Surgical Infection Risk Decreases After Age 65
DURHAM, N.C. - In one of the largest studies to date of surgical site infections (SSI) in adults, Duke University Medical Center researchers found SSI risk increases with each year in age until patients are 65 years old. Then, SSI drops in a steady decrease with each additional year. No infections were reported in patients more than 95 years old.
"I was surprised by the results," said lead author Keith Kaye, M.D., assistant professor of infectious diseases at Duke University Medical Center. "Generally, risk for infection increases with age and I expected surgical site infection risk to also increase with age."

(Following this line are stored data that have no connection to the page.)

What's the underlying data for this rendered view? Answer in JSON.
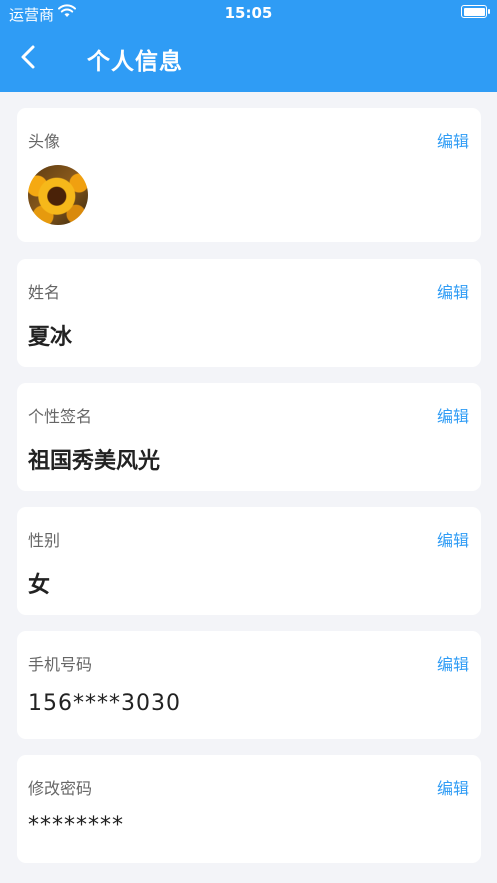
{
  "status_bar": {
    "carrier": "运营商",
    "time": "15:05"
  },
  "header": {
    "title": "个人信息"
  },
  "cards": {
    "avatar": {
      "label": "头像",
      "edit": "编辑"
    },
    "name": {
      "label": "姓名",
      "edit": "编辑",
      "value": "夏冰"
    },
    "signature": {
      "label": "个性签名",
      "edit": "编辑",
      "value": "祖国秀美风光"
    },
    "gender": {
      "label": "性别",
      "edit": "编辑",
      "value": "女"
    },
    "phone": {
      "label": "手机号码",
      "edit": "编辑",
      "value": "156****3030"
    },
    "password": {
      "label": "修改密码",
      "edit": "编辑",
      "value": "********"
    }
  },
  "colors": {
    "accent": "#2f9cf5",
    "background": "#f3f4f8"
  },
  "icons": [
    "wifi-icon",
    "battery-icon",
    "back-arrow-icon"
  ]
}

Surgical site infections occur in more than 325,000 patients each year in the U.S. and cost more than $1 billion per year in care, primarily due to increased hospital stay and increased morbidity and mortality in patients, Kaye said. Of the nearly 145,000 patients who underwent surgery during the Duke study, the risk of surgical site infection increased by 1.1 percent per year between ages 17 and 65. The SSI risk decreased by 1.2 percent per year for patients 65 years and older, he said.
The results raise important questions about why elderly patients have a decreased risk of SSI, Kaye said. "If elders are at a decreased risk due to a surgical selection bias -- in which only healthier elders are selected for surgery -- this is important to know and to address. Maybe age shouldn't be weighted heavily in surgical selection issues. Alternatively, if the decreased risk is associated with an innate immune phenomenon, it would be important to understand this process and its implications for other types of infections," Kaye said.
The study appears in the April 1, 2005, issue of The Journal of Infectious Diseases. Funding was provided by the Infectious Diseases Society of America; the Association of Subspecialty Professors; the John A. Hartford Foundation; Elan Pharmaceuticals; a Mid-Career Award in Patient-Oriented Research from the National Institute of Allergy and Infectious Diseases, National Institutes of Health; the Center for the Study of Aging and Human Development, Duke University Medical Center; and the Geriatric Research, Education and Clinical Center, Durham Veterans Affairs Medical Center.
According to Kaye, earlier studies examining the relationship between age and risk of SSI produced conflicting results. Some showed increasing age was linked to a greater risk of all types of postoperative infections, while others concluded that increasing age was not an independent risk factor for SSI. Most studies involved small sample sizes, were performed at a single hospital or examined only one category of surgery, Kaye said.
The Duke study included 144,485 patients who underwent surgery at 11 hospitals participating in the Duke Infection Control Outreach Network. All surgical site infections were prospectively identified by trained infection-control practitioners using standardized Centers for Disease Control and Prevention criteria for hospital-acquired (nosocomial) infections. The surgeries took place between February 1991 and July 2002.
The patients were divided into two groups -- one to explore the relationship between age and SSI risk and one to validate this relationship. The large sample size allowed researchers to statistically control for the effects of length of surgery and type of wound, the type of procedure and for hospital.
The Duke researchers identified 1,684 surgical site infections in their patient sample, a rate of 1.2 percent. This is comparable with the average SSI rate in the U.S., which varies between one percent and three percent, Kaye said. The risk of SSI increased linearly until age 65, then decreased linearly with additional age. There were no SSIs among the oldest patients, between 95 and 108 years old.
There are several potential explanations for the finding that patients older than 65 do not have an increased risk of SSI, Kaye said. "It's possible that older patients who have an increased risk of complications, such as frail elderly patients with comorbid conditions, have surgery less often than their healthy peers because doctors and/or patients judge their risk of adverse outcome to be too high," he said. Another possibility is that older patients had operations with a lower risk of SSI, while younger patients underwent more complicated surgeries with a greater SSI risk. However, the distribution of types of surgical procedures was similar for patients younger than and older than 65 years of age.
The decreased risk for very old patients, more than 80 years old, may be due to a "hardy survivor" effect – people who survive to much older ages may have a genetic makeup that enables them to better withstand health threats, Kaye said.
Study co-authors include Kristine Schmit, Richard Sloane, Kathleen F. Caughlan, Daniel J. Sexton and Kenneth E. Schmader, all of Duke.